Berdasarkan pernyataan duka citayang dikeluarkan keluarganya, Cheney digambarkan sebagai “pria hebat dan bajik yang mengajarkan anak dan cucunya untuk mencintai negara, serta menjalani hidup dengan keberanian, kehormatan, cinta, kebaikan, dan memancing ikan terbang”.

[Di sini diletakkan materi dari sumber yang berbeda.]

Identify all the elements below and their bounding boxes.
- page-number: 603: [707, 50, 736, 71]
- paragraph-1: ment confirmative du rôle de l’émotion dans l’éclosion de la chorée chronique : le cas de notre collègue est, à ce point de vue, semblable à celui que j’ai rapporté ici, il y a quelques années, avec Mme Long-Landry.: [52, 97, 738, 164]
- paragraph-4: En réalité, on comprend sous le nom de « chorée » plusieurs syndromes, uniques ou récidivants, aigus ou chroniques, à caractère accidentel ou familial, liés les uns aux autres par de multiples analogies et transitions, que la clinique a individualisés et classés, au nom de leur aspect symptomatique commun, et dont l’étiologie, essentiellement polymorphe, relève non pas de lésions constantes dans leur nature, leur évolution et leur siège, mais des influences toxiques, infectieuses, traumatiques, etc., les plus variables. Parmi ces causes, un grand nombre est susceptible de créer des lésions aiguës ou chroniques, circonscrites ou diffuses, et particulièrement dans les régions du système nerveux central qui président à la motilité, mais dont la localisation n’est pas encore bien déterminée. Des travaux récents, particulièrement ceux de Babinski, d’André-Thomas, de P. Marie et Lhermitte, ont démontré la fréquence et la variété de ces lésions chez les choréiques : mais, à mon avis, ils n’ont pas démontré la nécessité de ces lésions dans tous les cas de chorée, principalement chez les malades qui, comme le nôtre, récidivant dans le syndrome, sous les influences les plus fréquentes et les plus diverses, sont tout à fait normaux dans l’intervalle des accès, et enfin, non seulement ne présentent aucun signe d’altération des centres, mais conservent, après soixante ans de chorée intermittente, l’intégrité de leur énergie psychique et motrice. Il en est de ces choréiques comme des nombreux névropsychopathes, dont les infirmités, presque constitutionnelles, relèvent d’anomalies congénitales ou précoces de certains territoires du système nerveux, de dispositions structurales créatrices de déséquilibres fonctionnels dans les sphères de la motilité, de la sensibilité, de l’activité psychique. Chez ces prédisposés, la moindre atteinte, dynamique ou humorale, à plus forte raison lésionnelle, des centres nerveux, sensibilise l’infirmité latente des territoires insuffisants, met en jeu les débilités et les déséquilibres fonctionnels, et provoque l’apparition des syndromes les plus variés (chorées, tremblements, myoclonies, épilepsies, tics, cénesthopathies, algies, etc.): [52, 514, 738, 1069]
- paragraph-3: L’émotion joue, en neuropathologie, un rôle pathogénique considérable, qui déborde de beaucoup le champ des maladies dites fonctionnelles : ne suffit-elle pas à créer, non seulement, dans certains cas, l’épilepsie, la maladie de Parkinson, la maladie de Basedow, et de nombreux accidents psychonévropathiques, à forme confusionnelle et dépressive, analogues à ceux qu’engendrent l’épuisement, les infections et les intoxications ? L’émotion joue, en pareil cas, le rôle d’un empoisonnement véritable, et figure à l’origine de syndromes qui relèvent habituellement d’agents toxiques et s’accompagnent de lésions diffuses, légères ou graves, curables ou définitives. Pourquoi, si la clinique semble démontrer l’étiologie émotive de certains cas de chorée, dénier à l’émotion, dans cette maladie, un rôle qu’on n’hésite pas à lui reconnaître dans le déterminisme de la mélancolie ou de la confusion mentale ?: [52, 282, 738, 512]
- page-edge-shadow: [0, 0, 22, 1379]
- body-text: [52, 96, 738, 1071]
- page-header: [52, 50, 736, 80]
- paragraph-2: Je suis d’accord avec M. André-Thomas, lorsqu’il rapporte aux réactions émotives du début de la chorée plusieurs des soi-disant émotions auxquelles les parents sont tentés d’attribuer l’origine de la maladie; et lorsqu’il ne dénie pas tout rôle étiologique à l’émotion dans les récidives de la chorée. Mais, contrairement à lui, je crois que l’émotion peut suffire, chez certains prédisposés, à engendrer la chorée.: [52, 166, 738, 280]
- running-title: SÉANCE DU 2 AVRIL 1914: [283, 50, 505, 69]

Namun, banyak penduduk Bumi akan mengenang mantan Wapres ini untuk hal-hal yang jauh kurang hangat dan nyaman ketimbang cinta atau memancing. Sebagai arsitek utama “perang global melawan teror” – yang diluncurkan pada 2001 dan memungkinkan AS meneror berbagai lokasi di seluruh dunia dengan kedok memerangi “teroris” – Cheney wafat dengan noda darah yang tak terhitung jumlahnya di tangannya, terutama di Irak.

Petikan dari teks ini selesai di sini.